Weighing Two Drug Titans Against Each Other

Editor’s Note: Our experts here at INO.com cover a lot of investing topics and great stocks every week. To help you make sense of it all, every Wednesday we’re going to pick one of those stocks and use Magnifi Personal to compare it with its peers or competitors. Here we go…

According to recent reports, the World Health Organization (WHO) may for the first time include drugs that combat obesity on its “essential medicines list,” which is used to guide government purchasing decisions in low- and middle-income countries.

This will only add to the buzz around these drugs, which is approaching the levels surrounding artificial intelligence (AI) and chatbots like GPT-4.

Despite the hype, we believe investors are right to be excited about the drugs.

These drugs will find a quickly growing market from expanding waistlines. That’s because obesity is growing in tandem with rising global prosperity. A bad side effect of prosperity is that consumption of not-so-healthy foods rises a lot, as does the prevalence of occupations requiring less physical work.

Obesity already affects about 650 million people around the world.

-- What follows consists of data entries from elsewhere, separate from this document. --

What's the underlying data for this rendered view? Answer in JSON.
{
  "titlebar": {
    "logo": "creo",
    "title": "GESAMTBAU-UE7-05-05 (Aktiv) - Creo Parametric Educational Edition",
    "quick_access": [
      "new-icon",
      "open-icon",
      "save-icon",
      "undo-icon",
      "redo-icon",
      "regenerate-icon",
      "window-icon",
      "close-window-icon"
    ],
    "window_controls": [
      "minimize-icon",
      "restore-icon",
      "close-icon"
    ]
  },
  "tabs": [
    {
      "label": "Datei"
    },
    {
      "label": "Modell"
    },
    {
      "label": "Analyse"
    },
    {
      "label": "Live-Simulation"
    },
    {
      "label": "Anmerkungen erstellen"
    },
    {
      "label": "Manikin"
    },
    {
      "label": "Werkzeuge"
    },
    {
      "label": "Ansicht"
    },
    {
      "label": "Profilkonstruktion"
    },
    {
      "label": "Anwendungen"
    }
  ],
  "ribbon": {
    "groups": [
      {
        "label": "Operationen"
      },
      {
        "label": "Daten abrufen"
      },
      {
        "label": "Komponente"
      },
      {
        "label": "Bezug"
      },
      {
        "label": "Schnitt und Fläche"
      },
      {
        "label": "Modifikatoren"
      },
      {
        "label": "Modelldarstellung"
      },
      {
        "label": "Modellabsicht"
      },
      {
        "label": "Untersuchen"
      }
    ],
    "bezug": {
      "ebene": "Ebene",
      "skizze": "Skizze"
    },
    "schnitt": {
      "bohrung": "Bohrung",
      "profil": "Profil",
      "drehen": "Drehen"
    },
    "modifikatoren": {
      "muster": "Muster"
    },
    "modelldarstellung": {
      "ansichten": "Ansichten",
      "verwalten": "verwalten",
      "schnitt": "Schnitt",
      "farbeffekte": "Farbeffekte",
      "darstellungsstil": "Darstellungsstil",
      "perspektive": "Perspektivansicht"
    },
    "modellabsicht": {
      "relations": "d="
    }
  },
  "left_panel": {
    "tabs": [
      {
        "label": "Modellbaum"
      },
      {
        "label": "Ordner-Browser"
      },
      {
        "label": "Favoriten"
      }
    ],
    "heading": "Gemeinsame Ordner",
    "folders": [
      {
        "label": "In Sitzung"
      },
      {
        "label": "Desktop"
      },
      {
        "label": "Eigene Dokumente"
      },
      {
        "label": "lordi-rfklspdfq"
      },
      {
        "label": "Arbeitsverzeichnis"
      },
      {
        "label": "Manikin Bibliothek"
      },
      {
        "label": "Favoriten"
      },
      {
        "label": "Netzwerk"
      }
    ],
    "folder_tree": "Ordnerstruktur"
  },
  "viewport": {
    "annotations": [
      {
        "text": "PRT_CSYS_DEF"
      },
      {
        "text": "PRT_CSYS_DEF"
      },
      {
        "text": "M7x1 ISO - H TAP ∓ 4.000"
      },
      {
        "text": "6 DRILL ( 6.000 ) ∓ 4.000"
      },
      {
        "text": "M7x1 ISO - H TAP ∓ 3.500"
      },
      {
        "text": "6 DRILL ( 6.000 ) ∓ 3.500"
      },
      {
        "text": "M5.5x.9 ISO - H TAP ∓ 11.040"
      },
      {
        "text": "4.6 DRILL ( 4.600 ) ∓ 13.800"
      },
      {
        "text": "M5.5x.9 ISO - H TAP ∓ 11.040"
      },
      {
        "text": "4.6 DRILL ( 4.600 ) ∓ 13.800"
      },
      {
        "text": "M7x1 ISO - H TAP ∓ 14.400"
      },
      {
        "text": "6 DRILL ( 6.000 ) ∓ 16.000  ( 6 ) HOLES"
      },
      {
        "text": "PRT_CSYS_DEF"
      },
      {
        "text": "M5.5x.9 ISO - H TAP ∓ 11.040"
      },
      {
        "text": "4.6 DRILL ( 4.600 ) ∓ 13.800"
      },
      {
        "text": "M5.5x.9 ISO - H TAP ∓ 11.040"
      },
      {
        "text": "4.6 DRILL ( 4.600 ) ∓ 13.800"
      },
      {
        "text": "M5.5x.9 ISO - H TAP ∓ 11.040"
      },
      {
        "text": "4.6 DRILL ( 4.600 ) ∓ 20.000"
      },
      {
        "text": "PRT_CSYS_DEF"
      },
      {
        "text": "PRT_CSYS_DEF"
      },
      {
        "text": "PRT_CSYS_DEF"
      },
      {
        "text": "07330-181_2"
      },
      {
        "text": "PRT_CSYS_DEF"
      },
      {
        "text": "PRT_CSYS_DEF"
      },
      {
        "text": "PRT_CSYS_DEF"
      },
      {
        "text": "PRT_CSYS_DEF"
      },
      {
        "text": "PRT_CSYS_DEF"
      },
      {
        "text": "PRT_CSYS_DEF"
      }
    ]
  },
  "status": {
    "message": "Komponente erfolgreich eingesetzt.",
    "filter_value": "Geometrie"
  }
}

America’s waistline is among those rapidly expanding—almost half of Americans will be obese by 2030, a Harvard study found. It also estimated that about 18% of healthcare spending would then go to related conditions of obesity.

No wonder, then, that Morgan Stanley thinks the market for weight-management medicines could reach $54 billion in just seven years—with $31.5 billion of this from the U.S. alone.

Companies behind the new obesity drug treatments are flying high:

Novo Nordisk (NVO) — the dominant player in diabetes treatments — generated $2.4 billion in sales from obesity treatments last year. And it has barely started to widely distribute its new obesity drug, Wegovy. Its shares are up 43% over the past year, and 15% year-to-date.

Eli Lilly (LLY), whose diabetes drug, tirzepatide, should get regulatory approval to treat weight loss this year, has seen its stock price rise 17.5% over the last year, although it is down 7% year-to-date.

So, we thought we’d do a comparison of the companies. The easiest way to do that is to ask Magnifi Personal to do it for us. It’s as simple as asking this investing AI to “Compare NVO to LLY” and selecting a three-year timeframe. Continue reading "Weighing Two Drug Titans Against Each Other"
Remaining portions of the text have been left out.